The 30th anniversary of the first six meter Moon bounce contact.
The above announcement appeared in September 1972 QST.
Contrary to August 1972 QST, Joe Muscanere, W5HNK, is on the left and I am on the right. This picture was taken at W5SXD where I was mostly working satellites and 40 states on 144 MHz cw meteor scatter.
The antenna at K5WVX (now K5CM) in Muskogee, Oklahoma.
Connie, K5WVX, was the real force behind this project. He put up his array not knowing that it would perform well enough to make a contact. In Houston, we started out knowing that if we put up the same antenna, we would be successful since Connie was hearing nice echoes. His antenna could be elevated which gave him more Moon time every month. We had only several days out of each Lunar cycle.
play Moon echoes recorded at the South Texas end
play ssb echoes recorded at K5WVX
play cw echoes recorded at K5WVX
Above is the shack at WA5HNK. The big problem is that it is too neat! The famous Swan amplifier is at the upper right. We found out that the only thing the fan was good for was to blow the smoke out when it crashed and burned during the initial tests. The amplifier used for the contact was a new Heath SB200 that I purchased after the Swan crashed. I built it for six only during the 21 day period that we had no Moon time and got about 400 to 500 watts out if I remember correctly.

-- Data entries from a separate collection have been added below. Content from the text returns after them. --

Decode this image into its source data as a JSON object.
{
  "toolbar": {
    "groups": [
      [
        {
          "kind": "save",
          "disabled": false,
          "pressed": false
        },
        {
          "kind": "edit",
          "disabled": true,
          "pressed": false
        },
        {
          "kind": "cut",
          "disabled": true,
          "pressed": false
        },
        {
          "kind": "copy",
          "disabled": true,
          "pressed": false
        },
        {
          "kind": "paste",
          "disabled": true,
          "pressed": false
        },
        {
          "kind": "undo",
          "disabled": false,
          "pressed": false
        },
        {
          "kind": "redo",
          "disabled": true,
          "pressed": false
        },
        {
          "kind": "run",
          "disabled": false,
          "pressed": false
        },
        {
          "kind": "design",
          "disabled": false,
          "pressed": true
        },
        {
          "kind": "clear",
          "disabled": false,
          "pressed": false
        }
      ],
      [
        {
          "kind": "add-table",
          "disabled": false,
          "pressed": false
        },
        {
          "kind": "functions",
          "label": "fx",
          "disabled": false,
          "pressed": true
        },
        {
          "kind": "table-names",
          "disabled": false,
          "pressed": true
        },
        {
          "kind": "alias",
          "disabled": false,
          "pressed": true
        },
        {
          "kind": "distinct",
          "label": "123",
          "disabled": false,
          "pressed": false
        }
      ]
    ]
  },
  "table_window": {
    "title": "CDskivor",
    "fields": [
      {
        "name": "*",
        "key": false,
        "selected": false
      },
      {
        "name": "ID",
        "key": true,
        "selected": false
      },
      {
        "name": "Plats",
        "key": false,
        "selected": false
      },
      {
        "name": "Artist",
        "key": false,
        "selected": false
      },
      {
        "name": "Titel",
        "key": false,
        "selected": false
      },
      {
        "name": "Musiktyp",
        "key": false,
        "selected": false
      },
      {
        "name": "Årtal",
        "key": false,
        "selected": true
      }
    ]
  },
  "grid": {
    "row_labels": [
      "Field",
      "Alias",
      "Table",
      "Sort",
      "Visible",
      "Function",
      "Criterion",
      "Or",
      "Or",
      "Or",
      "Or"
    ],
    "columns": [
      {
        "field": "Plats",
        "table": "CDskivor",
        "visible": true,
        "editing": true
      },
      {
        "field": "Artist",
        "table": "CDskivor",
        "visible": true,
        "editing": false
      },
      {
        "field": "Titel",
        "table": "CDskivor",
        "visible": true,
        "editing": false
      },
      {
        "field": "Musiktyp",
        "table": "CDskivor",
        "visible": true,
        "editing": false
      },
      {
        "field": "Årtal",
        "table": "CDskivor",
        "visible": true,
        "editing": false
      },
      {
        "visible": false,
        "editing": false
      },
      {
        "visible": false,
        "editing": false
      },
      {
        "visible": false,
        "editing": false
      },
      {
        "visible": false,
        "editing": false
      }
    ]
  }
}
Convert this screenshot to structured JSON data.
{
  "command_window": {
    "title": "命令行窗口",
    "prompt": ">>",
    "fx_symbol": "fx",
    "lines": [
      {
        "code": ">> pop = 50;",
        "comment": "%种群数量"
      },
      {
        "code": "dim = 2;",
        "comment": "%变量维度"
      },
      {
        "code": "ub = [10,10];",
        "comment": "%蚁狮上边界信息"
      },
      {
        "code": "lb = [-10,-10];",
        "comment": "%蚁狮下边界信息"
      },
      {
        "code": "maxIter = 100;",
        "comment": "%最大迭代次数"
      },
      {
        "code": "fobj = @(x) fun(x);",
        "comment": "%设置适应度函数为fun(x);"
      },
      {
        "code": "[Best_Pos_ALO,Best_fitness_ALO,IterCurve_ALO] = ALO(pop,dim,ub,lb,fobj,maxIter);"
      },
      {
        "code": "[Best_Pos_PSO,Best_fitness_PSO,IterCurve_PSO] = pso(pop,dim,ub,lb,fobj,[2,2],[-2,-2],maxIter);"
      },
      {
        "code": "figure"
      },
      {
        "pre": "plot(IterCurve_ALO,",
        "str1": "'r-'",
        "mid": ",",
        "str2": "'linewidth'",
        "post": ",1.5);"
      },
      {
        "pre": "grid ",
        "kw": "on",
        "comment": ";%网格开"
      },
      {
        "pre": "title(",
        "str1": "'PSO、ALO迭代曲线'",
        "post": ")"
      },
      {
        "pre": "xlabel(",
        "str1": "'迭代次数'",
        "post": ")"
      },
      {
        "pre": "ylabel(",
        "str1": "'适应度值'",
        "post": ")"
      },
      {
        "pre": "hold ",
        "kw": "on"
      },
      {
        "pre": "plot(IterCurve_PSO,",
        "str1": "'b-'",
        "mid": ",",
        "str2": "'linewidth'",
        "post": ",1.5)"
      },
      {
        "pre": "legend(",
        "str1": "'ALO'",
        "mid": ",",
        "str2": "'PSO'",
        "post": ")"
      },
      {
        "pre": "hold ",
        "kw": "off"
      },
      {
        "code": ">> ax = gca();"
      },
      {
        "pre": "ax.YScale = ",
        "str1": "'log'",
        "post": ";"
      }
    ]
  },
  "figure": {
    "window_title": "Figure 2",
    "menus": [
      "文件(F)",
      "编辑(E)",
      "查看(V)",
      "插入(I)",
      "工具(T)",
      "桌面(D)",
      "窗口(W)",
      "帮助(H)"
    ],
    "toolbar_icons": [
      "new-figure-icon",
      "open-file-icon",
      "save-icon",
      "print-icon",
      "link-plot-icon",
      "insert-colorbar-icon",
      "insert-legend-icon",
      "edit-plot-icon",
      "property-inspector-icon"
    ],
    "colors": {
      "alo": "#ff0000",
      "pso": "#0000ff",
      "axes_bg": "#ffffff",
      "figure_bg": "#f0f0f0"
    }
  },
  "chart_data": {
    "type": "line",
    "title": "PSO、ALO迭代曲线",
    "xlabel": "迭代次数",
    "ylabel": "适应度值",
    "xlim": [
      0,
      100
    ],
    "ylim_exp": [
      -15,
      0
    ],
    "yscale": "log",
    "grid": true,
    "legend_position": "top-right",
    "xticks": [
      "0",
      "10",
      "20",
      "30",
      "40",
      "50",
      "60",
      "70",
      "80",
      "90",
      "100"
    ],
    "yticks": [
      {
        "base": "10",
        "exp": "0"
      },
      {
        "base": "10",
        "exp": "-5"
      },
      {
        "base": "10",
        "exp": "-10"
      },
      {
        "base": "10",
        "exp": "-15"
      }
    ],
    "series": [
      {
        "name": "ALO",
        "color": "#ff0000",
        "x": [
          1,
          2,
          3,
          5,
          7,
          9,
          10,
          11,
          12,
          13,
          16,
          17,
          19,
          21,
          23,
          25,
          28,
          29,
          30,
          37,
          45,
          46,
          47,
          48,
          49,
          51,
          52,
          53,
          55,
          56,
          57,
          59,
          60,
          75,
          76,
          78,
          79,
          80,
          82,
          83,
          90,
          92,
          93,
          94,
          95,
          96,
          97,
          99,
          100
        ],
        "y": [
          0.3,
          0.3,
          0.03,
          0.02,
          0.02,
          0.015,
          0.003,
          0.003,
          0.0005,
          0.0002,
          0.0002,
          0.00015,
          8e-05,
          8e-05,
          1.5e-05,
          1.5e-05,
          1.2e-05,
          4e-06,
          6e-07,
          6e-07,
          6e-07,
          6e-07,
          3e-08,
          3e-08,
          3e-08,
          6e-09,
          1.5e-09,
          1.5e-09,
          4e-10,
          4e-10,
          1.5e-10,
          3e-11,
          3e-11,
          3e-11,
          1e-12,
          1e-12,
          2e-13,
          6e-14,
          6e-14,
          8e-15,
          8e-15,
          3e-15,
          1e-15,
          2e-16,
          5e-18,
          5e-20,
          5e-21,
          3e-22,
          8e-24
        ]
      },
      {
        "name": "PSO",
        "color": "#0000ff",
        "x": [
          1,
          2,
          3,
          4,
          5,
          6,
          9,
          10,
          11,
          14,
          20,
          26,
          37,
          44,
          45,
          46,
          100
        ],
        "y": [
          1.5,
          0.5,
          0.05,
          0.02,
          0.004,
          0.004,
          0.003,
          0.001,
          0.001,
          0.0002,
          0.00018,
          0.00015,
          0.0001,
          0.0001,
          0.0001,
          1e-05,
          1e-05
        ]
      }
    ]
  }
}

The antenna was built by Joe Muscanere, W5HNK (then WA5HNK), and Richard Allen, W5SXD. It consisted of eight six element 24 foot boom HyGain yagis stacked four over four with one wavelength spacing horizontally and vertically. The bottom row of four was about ten feet above the flat ground. The antennas were pointed fixed to the east. The antenna was identical to the one at K5CM, Connie Marshall (then K5WVX) who was assisted by K5SW, Sam Whitley (then W5WAX). Power output at the Houston end was about 700 watts from a pair of 3-500Z tubes before that amplifier destroyed itself. We made the first six meter Moon bounce contact with K5WVX the day after these echoes were recorded.
As can be seen in the following image, the array pointed east at power lines less than a mile away. Our noise levels were terrible. The 75 ohm phasing lines can be clearly seen here. Joe became an expert at installing PL-259 connectors.
The antenna was completely destroyed by a small tornado several weeks later.
Fortunately, Joe had the antenna insured. We are probably the only EME project in history to turn a profit.
The schematic below was made by a three-dimensional simulation program that I wrote to visualise large antenna arrays. The out side square is about 200 feet on a side and represents the bounds of one acre. The large cube under the antenna is one meter on a side and the smaller is one foot on a side. Our antenna at W5HNK's place was, of course, mounted on four fixed vertical masts and not the el/az version shown. The rest of the antenna is accurate in scale with the HyGain yagi dimensions read from a .yag file from K6STI's great program YO (YagiOptimiser). The program that I wrote was named MBA. That stood for Model Big Array with apologies to W5UN who called his big two meter antenna the Mighty Big Array.